In Maputo, Mozambique’s Attorney General announced that 12 Iranians who had been previously charged with drug smuggling after their ship, allegedly carrying 1,500 kilograms of heroin, was interdicted off the coast of Cabo Delgado will now also face terrorism charges. In addition to the drugs, the government now alleges the men were transporting AK-47s and other weapons to the insurgency. The Iranians were arrested in December 2019, and the government has made no suggestion that previously unavailable evidence against the men has emerged. It is unclear then why it took nearly a year to charge them if the evidence that they were smuggling guns is allegedly so strong.
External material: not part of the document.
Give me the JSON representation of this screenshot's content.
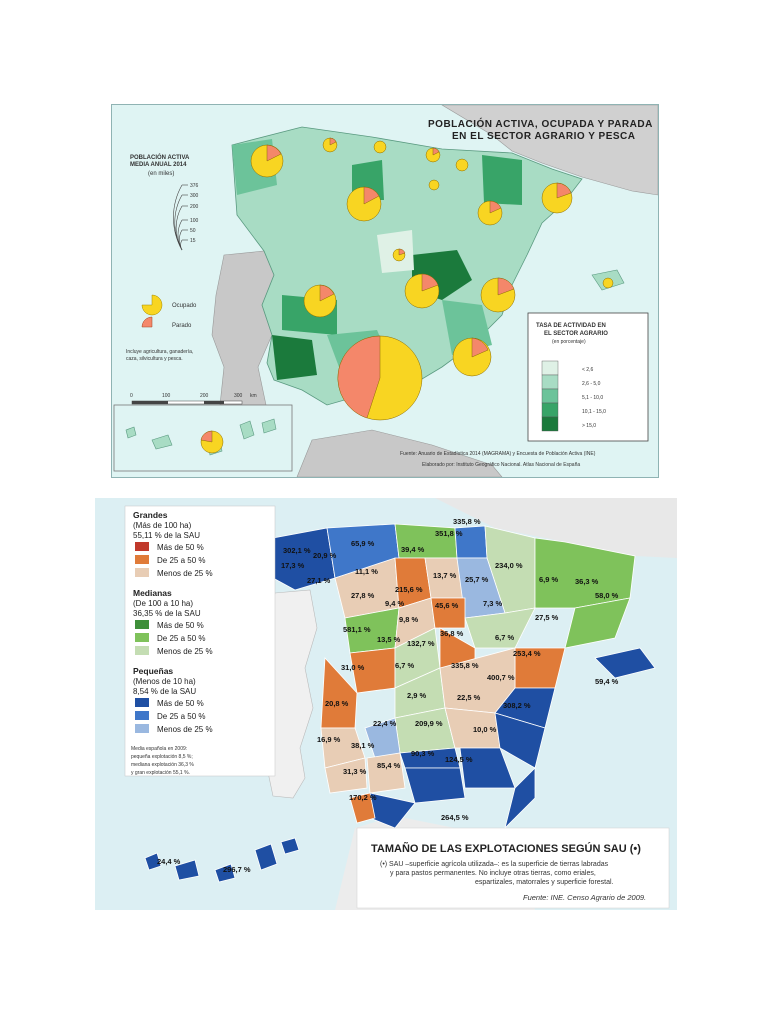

On the international front, Zimbabwe’s ruling ZANU-PF party continues to make the case that it can offer assistance to Mozambique in Cabo Delgado in exchange for sanctions relief from the US. Addressing US President-elect Joe Biden by name, ZANU-PF spokesman Patrick Chinamasa said that “the sanctions have made us not intervene [in Cabo Delgado]. We are then asking the United States President-elect Joe Biden to remove the sanctions which he co-authored, if he’s intelligent enough.” Despite previous reports to the contrary, the US has not offered Zimbabwe sanctions relief in exchange for intervention in Cabo Delgado.
Around 10 November 2020, Islamist militia members clashed with prison guards at a prison in Macomia district (Cabo Delgado). No reports on injuries and/or fatalities.
On 10 November 2020, FDS forces clashed with members of an unidentified militia in Matambalale (Muidumbe, Cabo Delgado). No reports on injuries and/or fatalities.
Around 10 November 2020, Islamist militia members clashed with prison guards in the Mienze prison, in the Metuge district (Cabo Delgado). No reports on injuries and/or fatalities.
Around 10 November 2020, Islamist militia members clashed with prison guards in a prison in Mocimboa da Praia district (Cabo Delgado). No reports on injuries and/or fatalities.
On 10 November 2020, a clash between FDS forces and insurgents was reported in Muambula (Muidumbe, Cabo Delgado).
On 10 November 2020, a clash between FDS forces and insurgents was reported in Muatide (Muidumbe, Cabo Delgado). No reports on injuries and/or fatalities.